Unexpected Revenue Could Ease Md. Deficit
By Matthew Mosk
Washington Post Staff Writer
Wednesday, May 19, 2004; Page B01
Maryland's much-dreaded budget crisis may be quietly evaporating, new revenue estimates show.
Money from Maryland's income and sales taxes has been flowing into the state treasury at a healthy clip this year, exceeding by more than $150 million the amount that fiscal experts had predicted. And if the revenue continues at that pace, predictions of a $1 billion shortfall facing the governor and General Assembly in January could be revised down to a far-more-manageable gap of roughly $252 million.
"Good news at last," is how Warren G. Deschenaux, the General Assembly's budget director, described the latest numbers.
"To the extent this level of [tax] collections continues, the budget shortfall forecasted for fiscal 2006 will be substantially reduced," Deschenaux wrote in a letter to legislative leaders.
Maryland Treasurer Nancy K. Kopp (D) said the news is especially welcome because the figures show that revenue for the first nine months of this fiscal year has outpaced estimates that were already based on anticipated economic growth.
Top lawmakers said the improving economic outlook could help simplify matters next year, when they will try to work out how to pay for such costly statewide initiatives as the $1.3 billion Thornton education funding plan.
"It's very positive for everybody that has to work with the budget," said Del. Norman H. Conway (D-Wicomico), chairman of the House Appropriations Committee. "When you start crunching the numbers and they have reduced to that degree, everything becomes much more manageable."
Last month, the General Assembly ended its annual session in a stalemate with Gov. Robert L. Ehrlich Jr. (R) over whether to resolve a chronic budget gap by raising taxes or legalizing slot machine gambling. Unable to agree, lawmakers approved a spending plan that relied heavily on one-time accounting maneuvers, increased fees and cuts to local governments. Many left Annapolis grumbling that they would return in January to an even larger budget hole.
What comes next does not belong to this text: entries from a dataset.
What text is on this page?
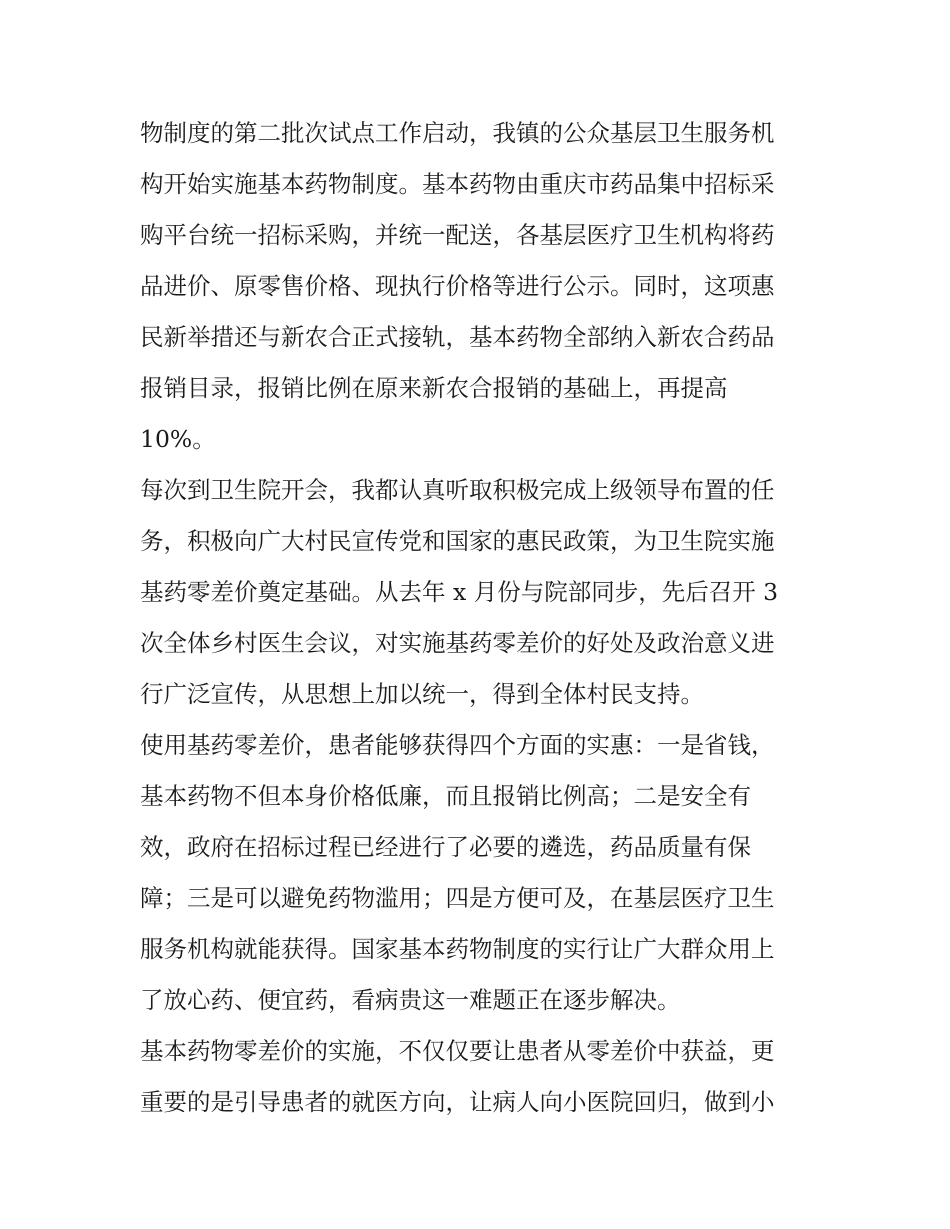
物制度的第二批次试点工作启动，我镇的公众基层卫生服务机
构开始实施基本药物制度。基本药物由重庆市药品集中招标采
购平台统一招标采购，并统一配送，各基层医疗卫生机构将药
品进价、原零售价格、现执行价格等进行公示。同时，这项惠
民新举措还与新农合正式接轨，基本药物全部纳入新农合药品
报销目录，报销比例在原来新农合报销的基础上，再提高
10%。
每次到卫生院开会，我都认真听取积极完成上级领导布置的任
务，积极向广大村民宣传党和国家的惠民政策，为卫生院实施
基药零差价奠定基础。从去年 x 月份与院部同步，先后召开 3
次全体乡村医生会议，对实施基药零差价的好处及政治意义进
行广泛宣传，从思想上加以统一，得到全体村民支持。
使用基药零差价，患者能够获得四个方面的实惠：一是省钱，
基本药物不但本身价格低廉，而且报销比例高；二是安全有
效，政府在招标过程已经进行了必要的遴选，药品质量有保
障；三是可以避免药物滥用；四是方便可及，在基层医疗卫生
服务机构就能获得。国家基本药物制度的实行让广大群众用上
了放心药、便宜药，看病贵这一难题正在逐步解决。
基本药物零差价的实施，不仅仅要让患者从零差价中获益，更
重要的是引导患者的就医方向，让病人向小医院回归，做到小
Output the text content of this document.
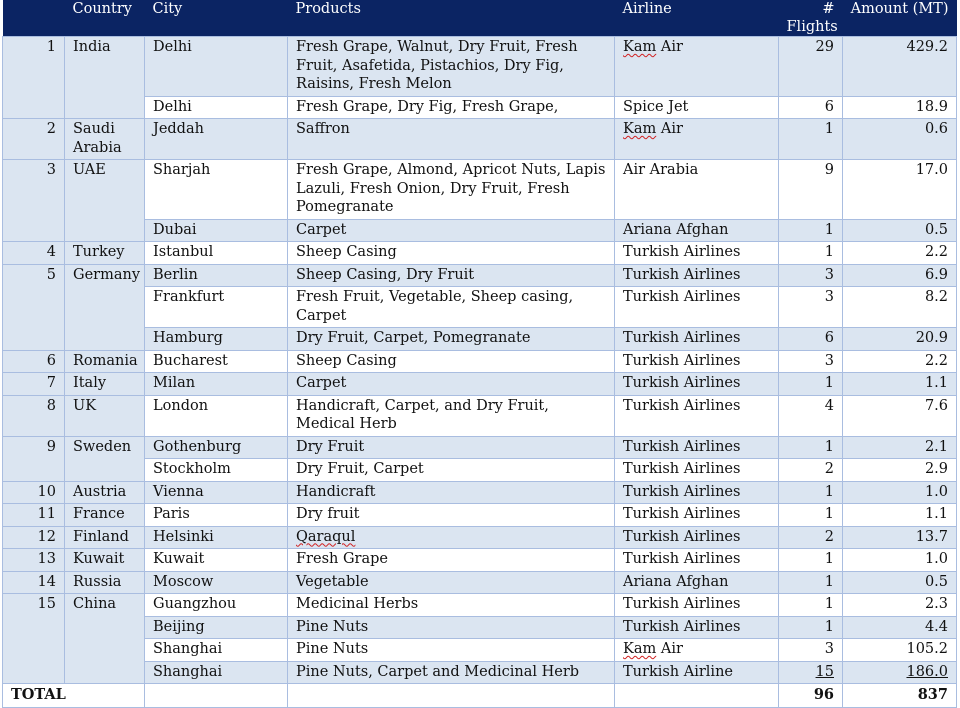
	Country	City	Products	Airline	# Flights	Amount (MT)
1	India	Delhi	Fresh Grape, Walnut, Dry Fruit, Fresh Fruit, Asafetida, Pistachios, Dry Fig, Raisins, Fresh Melon	Kam Air	29	429.2
		Delhi	Fresh Grape, Dry Fig, Fresh Grape,	Spice Jet	6	18.9
2	Saudi Arabia	Jeddah	Saffron	Kam Air	1	0.6
3	UAE	Sharjah	Fresh Grape, Almond, Apricot Nuts, Lapis Lazuli, Fresh Onion, Dry Fruit, Fresh Pomegranate	Air Arabia	9	17.0
		Dubai	Carpet	Ariana Afghan	1	0.5
4	Turkey	Istanbul	Sheep Casing	Turkish Airlines	1	2.2
5	Germany	Berlin	Sheep Casing, Dry Fruit	Turkish Airlines	3	6.9
		Frankfurt	Fresh Fruit, Vegetable, Sheep casing, Carpet	Turkish Airlines	3	8.2
		Hamburg	Dry Fruit, Carpet, Pomegranate	Turkish Airlines	6	20.9
6	Romania	Bucharest	Sheep Casing	Turkish Airlines	3	2.2
7	Italy	Milan	Carpet	Turkish Airlines	1	1.1
8	UK	London	Handicraft, Carpet, and Dry Fruit, Medical Herb	Turkish Airlines	4	7.6
9	Sweden	Gothenburg	Dry Fruit	Turkish Airlines	1	2.1
		Stockholm	Dry Fruit, Carpet	Turkish Airlines	2	2.9
10	Austria	Vienna	Handicraft	Turkish Airlines	1	1.0
11	France	Paris	Dry fruit	Turkish Airlines	1	1.1
12	Finland	Helsinki	Qaraqul	Turkish Airlines	2	13.7
13	Kuwait	Kuwait	Fresh Grape	Turkish Airlines	1	1.0
14	Russia	Moscow	Vegetable	Ariana Afghan	1	0.5
15	China	Guangzhou	Medicinal Herbs	Turkish Airlines	1	2.3
		Beijing	Pine Nuts	Turkish Airlines	1	4.4
		Shanghai	Pine Nuts	Kam Air	3	105.2
		Shanghai	Pine Nuts, Carpet and Medicinal Herb	Turkish Airline	15	186.0
TOTAL					96	837
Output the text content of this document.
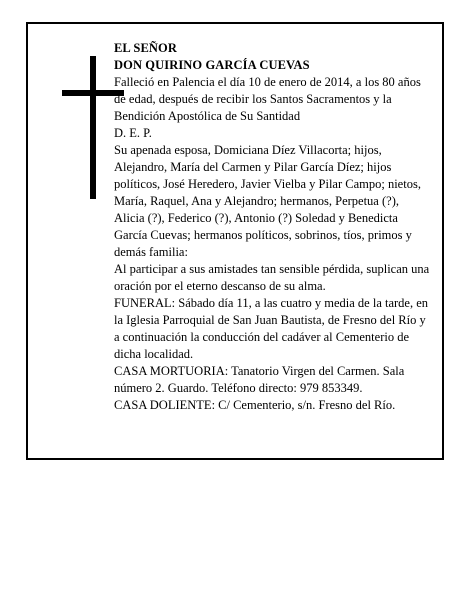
EL SEÑOR

DON QUIRINO GARCÍA CUEVAS

Falleció en Palencia el día 10 de enero de 2014, a los 80 años de edad, después de recibir los Santos Sacramentos y la Bendición Apostólica de Su Santidad

D. E. P.

Su apenada esposa, Domiciana Díez Villacorta; hijos, Alejandro, María del Carmen y Pilar García Díez; hijos políticos, José Heredero, Javier Vielba y Pilar Campo; nietos, María, Raquel, Ana y Alejandro; hermanos, Perpetua (?), Alicia (?), Federico (?), Antonio (?) Soledad y Benedicta García Cuevas; hermanos políticos, sobrinos, tíos, primos y demás familia:

Al participar a sus amistades tan sensible pérdida, suplican una oración por el eterno descanso de su alma.

FUNERAL: Sábado día 11, a las cuatro y media de la tarde, en la Iglesia Parroquial de San Juan Bautista, de Fresno del Río y a continuación la conducción del cadáver al Cementerio de dicha localidad.

CASA MORTUORIA: Tanatorio Virgen del Carmen. Sala número 2. Guardo. Teléfono directo: 979 853349.

CASA DOLIENTE: C/ Cementerio, s/n. Fresno del Río.
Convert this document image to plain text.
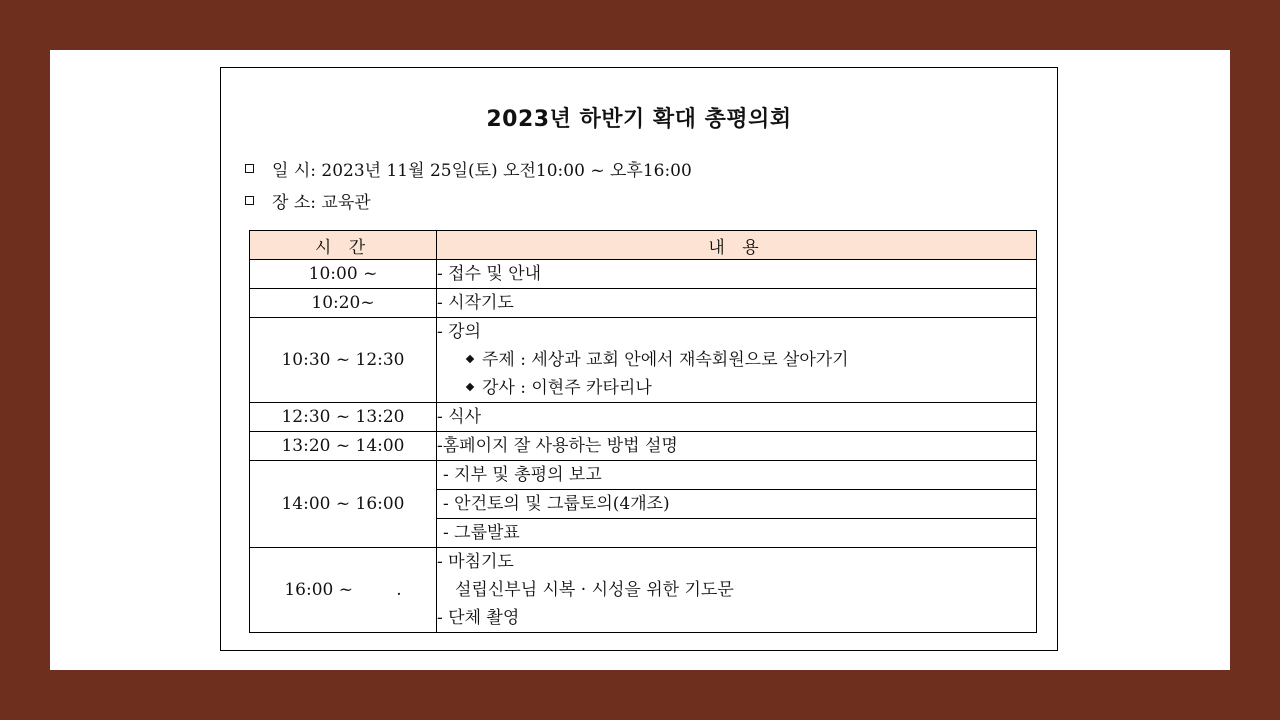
2023년 하반기 확대 총평의회
일 시:
2023년 11월 25일(토) 오전10:00 ~ 오후16:00
장 소:
교육관
시 간	내 용
10:00 ~	- 접수 및 안내

10:20~	- 시작기도

10:30 ~ 12:30	- 강의
주제 : 세상과 교회 안에서 재속회원으로 살아가기
강사 : 이현주 카타리나

12:30 ~ 13:20	- 식사

13:20 ~ 14:00	-홈페이지 잘 사용하는 방법 설명

14:00 ~ 16:00	- 지부 및 총평의 보고
- 안건토의 및 그룹토의(4개조)
- 그룹발표

16:00 ~        .	- 마침기도
설립신부님 시복 · 시성을 위한 기도문
- 단체 촬영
Maryland Budget Secretary Chip DiPaula Jr. said yesterday that while the most recent numbers are encouraging, they are largely the result of a significant upswing in the past two months. "This is positive news, but these are preliminary projections," DiPaula said. "It's really far too early to determine the extent of the relief this will provide us in 2006."
Likewise, legislators and fiscal analysts said they are not convinced that the improving revenue means an end to the structural budget problems Maryland faces. While some of the state's financial troubles may have been a direct result of a downturn in the economy, they said, the state still must resolve the fiscal burden created by the Thornton education spending plan and the 10 percent cut to state income taxes that occurred under then-Gov. Parris N. Glendening (D).
Senate President Thomas V. Mike Miller Jr. (D-Calvert) said he believes one key step toward fixing that imbalance would be the legalization of slot machines. "It's not the whole answer, but it's a major part of the answer," Miller said.
Miller noted that under the latest projections, Maryland would still face a $965 million deficit in fiscal 2007. He said the Senate's plan for slot machines would produce an estimated $802 million in new revenue that year. "They really would just cancel each other out," he said.
But opponents of slots said an improving economic outlook could eliminate the need for additional gambling revenue. Montgomery County Executive Douglas M. Duncan (D) called this "a good opportunity to step back and reassess whether we need to be talking about gambling at all."
Statewide, the most significant gains were in personal income and sales tax revenue, which represent the largest chunk of income for the state, Kopp said. Budget officials had projected a 6 percent increase in income tax revenue, and the trend this year is now closer to 9 percent. Similarly, sales tax revenue, which had been expected to increase by 6.2 percent, is now up 8.1 percent.
Other sources of revenue, such as state taxes on estates and inheritances, on insurance premiums, and on liquor, gas and cigarettes, are all outpacing expectations.
Staff writer Tim Craig contributed to this report.